Forum Discussion

MWW's avatar
MWW
Icon for Neophyte rankNeophyte
2 months ago

Others Having Challenges with Least Privilege (POLP)?

Hi all. Just wanted to reach out to the community to see if others are running into the same challenges deploying the LM least-privilege service accounts as we are.

This is what we've identified so far:

  1. LM can't retrieve metrics for disks where NTFS permissions don't include read access for the service account. I've scripted a PowerShell permissions check for disks in our environment, but I feel like this isn't a scalable solution.
  2. LM can't retrieve metrics for HyperV clusters. The workaround would be similar to the above.
  3. There doesn't appear to be a scalable way to confirm monitoring works across all instances/datasources after migration. I've written a script that retrieves all monitoring data for all resources from the LM API, puts it into a SQLite database, for later before/after comparison.
  4. The onboarding/migration script only sets SDDL permissions on currently installed services. If a service is newly-installed, or updated, LM can no longer monitor the service. I was considering scheduling the script to run on a regular basis, but read in this forum that it can exceed the max security descriptor length because it writes duplicate permissions.
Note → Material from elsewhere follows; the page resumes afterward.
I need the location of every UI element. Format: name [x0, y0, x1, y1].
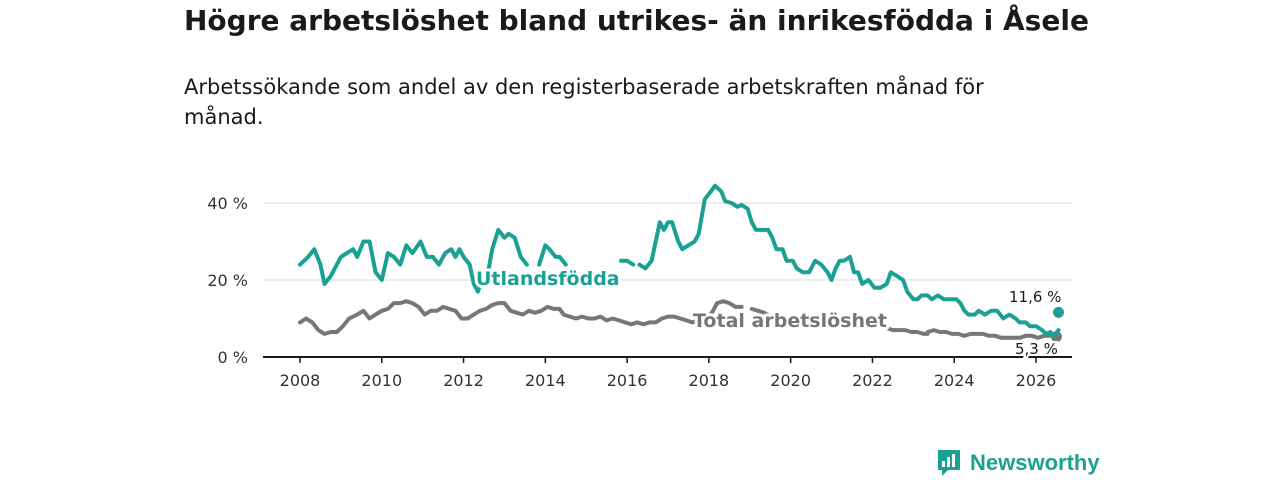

I've reach out to support on all of these issues and been told everything is 'working as expected', and that their devs 'can't anticipate every scenario'. Which is true! But none of what I described is due to an exotic configuration or niche software. Given that switching to a least-privilege model was portrayed as a 'mandate' a few months ago, I feel like remarkably little thought has gone into how this would impact customer environments, but I digress.

Has anyone encountered similar issues? What's the consensus on whether the LM least-privilege model actually makes sense in the real world?

6 Replies

  • I strongly suspect you cant't see all the services running, you'll see some but not all, and you may also have difficulty seeing certificates.

  • oppps, just reread and saw your comments on SDDL, indeed it does need to be run on a schedule. Yeah I walked away from that. Like I'm going to run a set of re-permissioning scripts every couple of hours. The consequences of getting that script wrong and stuffing up all the permissions on all the servers were way too high. 

    • MWW's avatar
      MWW
      Icon for Neophyte rankNeophyte

      I think that's the conclusion I'm arriving at as well. I'm all about reducing the number of domain admins in our environment, but LogicMonitor's mandate/guidance on the topic seems half baked at best.

      • Andy_C's avatar
        Andy_C
        Icon for Neophyte rankNeophyte

        It's not really an LM issue, any remote connection system is going to have problems either WMI permission , WINRM connections just a whole bunch of stuff. This is from a similar type of product and its just a really exploded view of the whole permissions thing and trying to run powershell remotely.

        https://docs.sciencelogic.com/latest/Content/Web_Vendor_Specific_Monitoring/Windows_PowerShell/chapter_03_config_PowerShell.htm

        Easy way around all of this is, for regular Non DC and Workgroup machines, create a regular local account , lock that down, in AD deny RDP and local logon etc.  Drop that account into the Admins group on the local servers. Use that account as wmi.user and wmi.pass. For all the DC's and workgroup machines, install a collector. Nano does work fine although its not officially supported in this configuration. Collector runs as 'local system' against itself only and has enough permissions . No Domain admin account required.

        Some of our customers have 20 collectors each. Half a dozen on DC's a "main collector" for everthing else and all the workgroup standalones get a nano.

        Its so much easier than dicking around with firewalls , WinRM certs , SDDL's and all that.

         

  • We have solved it for the most part / are in the process of packaging the solution we came up with.  I'm verifying with my management that I can share to the community more fully, but we start with a basic user with a long/strong password (40+ random gen characters)... this is either a domain user or a local user depending on whether or not it's a WORKGROUP machine.

    The deployment script runs on our RMM/Automation platform with a few assumptions about the service account being utilized... specifically, the local vs. domain context (currently working on the environments where we use a trusted domain rather than either a direct local or domain joined).

    Once done, CSV import of devices and properties set for wmi.user and wmi.pass (plus a handful of metatagging done using properties and inherited properties to populate them into the rest of our toolset (Ticketing / Automation / Messaging Platforms / etc.).

    Here are the general steps our automated permissions deployment takes:

    There are still a few hiccups and the script's sections are broken out into individual pieces as well as the main intial push to sweep up future issues (i.e. service for an application gets uninstalled / reinstalled, so needs SDDL pushed against it again).  We've run into surprisingly few stumbling blocks since the big initial push for the development of the deployment script/s.

    *** In terms of managing the scale, we're an MSP with an initial monitoring lift of 50+ company's servers.  None can use the same domain, collector, or service accounts.  Our automation tool is the key here.  Once a device has been deployed, we can create preening scripts as well that will let us keep everything working nicely and double-check the permissions haven't expanded past what we need/allow for monitoring.

    Big thanks to Barb​ for early on help with this.